I used a similar method to develop online discussion boards to foster asynchronous conversations about the interaction of science with society and policy. The hybrid learning environment helped prepare, extend, and expand on classroom discussions, enabling students to explore their interests more deeply. 

It also helped more shy students share their thoughts, and it allowed those absent due to sickness to participate. So many interesting ideas developed organically, which really broadened information to which students were exposed in ways I hadn’t anticipated.

I also wanted to give students the opportunity to synthesize and demonstrate knowledge in additional ways. In my more technical writing course, I developed elevator pitch and scientific figure-making exercises that allowed students to flex their creativity in these overlooked but critically important audiovisual aspects of scientific communication. Reflections often indicated how important these non-writing activities were to boosting their confidence and ultimately improving the clarity of their writing.

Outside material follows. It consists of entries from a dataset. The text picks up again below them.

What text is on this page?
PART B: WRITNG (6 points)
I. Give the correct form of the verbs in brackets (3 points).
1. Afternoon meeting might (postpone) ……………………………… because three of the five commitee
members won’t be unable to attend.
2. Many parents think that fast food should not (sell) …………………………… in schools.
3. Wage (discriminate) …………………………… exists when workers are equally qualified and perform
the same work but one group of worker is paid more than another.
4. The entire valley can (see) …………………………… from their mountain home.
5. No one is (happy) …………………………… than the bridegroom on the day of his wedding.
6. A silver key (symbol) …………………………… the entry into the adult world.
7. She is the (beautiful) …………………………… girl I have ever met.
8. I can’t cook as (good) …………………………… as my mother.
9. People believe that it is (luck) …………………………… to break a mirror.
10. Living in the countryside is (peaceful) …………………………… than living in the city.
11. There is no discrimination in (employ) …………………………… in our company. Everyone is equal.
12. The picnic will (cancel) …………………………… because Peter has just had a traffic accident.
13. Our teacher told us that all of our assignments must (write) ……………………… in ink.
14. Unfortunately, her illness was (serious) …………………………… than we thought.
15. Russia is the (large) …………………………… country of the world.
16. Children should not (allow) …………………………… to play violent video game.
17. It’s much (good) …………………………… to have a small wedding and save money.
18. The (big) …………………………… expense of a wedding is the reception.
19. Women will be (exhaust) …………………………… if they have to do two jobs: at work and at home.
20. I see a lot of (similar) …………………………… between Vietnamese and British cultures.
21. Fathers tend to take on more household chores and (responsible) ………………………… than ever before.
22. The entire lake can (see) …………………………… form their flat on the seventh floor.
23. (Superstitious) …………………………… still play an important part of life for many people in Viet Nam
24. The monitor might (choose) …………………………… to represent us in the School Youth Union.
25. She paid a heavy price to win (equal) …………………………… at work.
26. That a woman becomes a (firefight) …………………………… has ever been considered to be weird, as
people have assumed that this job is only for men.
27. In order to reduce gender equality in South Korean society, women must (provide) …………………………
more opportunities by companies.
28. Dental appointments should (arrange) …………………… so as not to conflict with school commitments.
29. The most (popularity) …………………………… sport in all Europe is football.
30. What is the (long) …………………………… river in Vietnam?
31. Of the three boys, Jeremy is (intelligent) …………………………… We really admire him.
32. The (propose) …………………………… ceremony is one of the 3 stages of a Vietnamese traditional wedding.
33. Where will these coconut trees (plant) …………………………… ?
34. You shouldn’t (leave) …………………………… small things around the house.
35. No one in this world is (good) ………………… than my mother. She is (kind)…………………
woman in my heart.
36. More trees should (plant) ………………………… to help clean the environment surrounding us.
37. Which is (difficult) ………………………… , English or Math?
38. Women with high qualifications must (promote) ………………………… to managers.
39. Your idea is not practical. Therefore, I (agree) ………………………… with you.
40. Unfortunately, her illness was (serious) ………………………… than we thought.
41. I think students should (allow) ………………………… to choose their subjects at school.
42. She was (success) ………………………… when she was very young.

In EN1, I developed a series of low-stakes in-class challenges where students collectively envision a potential sci-fi future and brainstorm potential technologies and companies that could meet the real needs of this society. Students iterated on these speculative designs using generative AI like MidJourney and Microscoft Co-Pilot and created business pitches, which their peers then assessed for their viability. Students said that these really made them “feel like an engineer,” which is the goal of the EN1 series.

How would you define UDL based on your learnings?

UDL is about anticipating student needs by making information more accessible and giving students more diverse ways of interacting with material and demonstrating what they have learned. In my courses, it has been a matter of going from a mostly lecture-based environment to adding more student-driven projects and active-learning elements during our time together in class.

One of the biggest things UDL tries to do is not leave students behind. Even adding small things like Zoom recording in-person lectures, online discussion boards, and a flexible-within-reason late policy are ways for students to have multiple opportunities to stay engaged no matter what’s going on outside class.